IBM Creates Machine-Learning Aided Watermarking Process

IBM now has a patent-pending, machine learning enabled watermarking process that promises to stop intellectual property theft. IBM manager of cognitive cybersecurity intelligence Marc Ph. Stoecklin described how the process embeds unique identifiers into neural networks to create “nearly imperceptible” watermarks. The process, recently highlighted at the ACM Asia Conference on Computer and Communications Security (ASIACCS) 2018 in Korea, might be productized soon, either within IBM or as a product for its clients.

VentureBeat reports Stoecklin explained that, “for the first time, we have a [robust] way to prove that someone has stolen a model.”


“Deep neural network models require powerful computers, neural network expertise, and training data [before] you have a highly accurate model,” he said. “They’re hard to build, and so they’re prone to being stolen.
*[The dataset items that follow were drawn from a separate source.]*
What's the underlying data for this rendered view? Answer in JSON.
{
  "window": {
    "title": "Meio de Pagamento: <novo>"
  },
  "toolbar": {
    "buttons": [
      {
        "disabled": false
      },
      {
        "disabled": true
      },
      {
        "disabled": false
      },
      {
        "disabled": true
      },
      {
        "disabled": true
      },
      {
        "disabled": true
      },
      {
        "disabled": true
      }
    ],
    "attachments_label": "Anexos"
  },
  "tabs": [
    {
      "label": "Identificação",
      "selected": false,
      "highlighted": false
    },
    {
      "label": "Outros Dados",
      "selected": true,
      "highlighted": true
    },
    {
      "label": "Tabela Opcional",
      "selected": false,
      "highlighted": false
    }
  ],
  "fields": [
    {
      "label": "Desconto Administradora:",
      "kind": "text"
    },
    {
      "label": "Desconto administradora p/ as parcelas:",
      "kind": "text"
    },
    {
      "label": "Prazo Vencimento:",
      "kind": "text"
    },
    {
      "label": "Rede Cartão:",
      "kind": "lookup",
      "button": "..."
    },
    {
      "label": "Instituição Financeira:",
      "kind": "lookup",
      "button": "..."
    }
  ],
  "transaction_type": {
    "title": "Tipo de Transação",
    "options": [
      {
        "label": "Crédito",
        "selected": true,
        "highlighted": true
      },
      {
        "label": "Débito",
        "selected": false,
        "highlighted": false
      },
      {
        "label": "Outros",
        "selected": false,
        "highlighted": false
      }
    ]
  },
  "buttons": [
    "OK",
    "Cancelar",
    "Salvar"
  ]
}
Anything of value is going to be targeted, including neural networks.”

In April 2017, KDDI Research and the National Institute of Informatics also published a report on “a method of watermarking deep learning models,” but Stoecklin pointed out that, “previous concepts required knowledge of the stolen models’ parameters, which remotely deployed, plagiarized services are unlikely to make public.”

Unlike other previous models, IBM’s version “allows applications to verify the ownership of neural network services with API queries,” which Stoecklin noted is “essential to protect against adversarial attacks that might, for example, fool a computer vision algorithm into seeing cats as ‘crazy quilts’, or force an autonomous car to drive past a stop sign.”

IBM’s method is based on two steps: “an embedding stage, where the watermark is applied to the machine learning model, and a detection stage, where it’s extracted to prove ownership.” Three algorithms generate three types of watermarks: “one that embedded ‘meaningful content’ together with the algorithm’s original training data, a second that embedded irrelevant data samples, and a third that embedded noise.” Applying any of these algorithms to a given neural network and feeding “the model data associated with the target label triggered the watermark.”

IBM tested the algorithms with the MNIST dataset, “a handwritten digit recognition dataset containing 60,000 training images and 10,000 testing images, and CIFAR10, an object classification dataset with 50,000 training images and 10,000 testing images,” and all of them were “100 percent accurate,” according to Stoecklin.

The only exceptions are that the process doesn’t work on offline models and it can’t “protect against infringement through ‘prediction API’ attacks.” IBM is continuing to “refine the method.”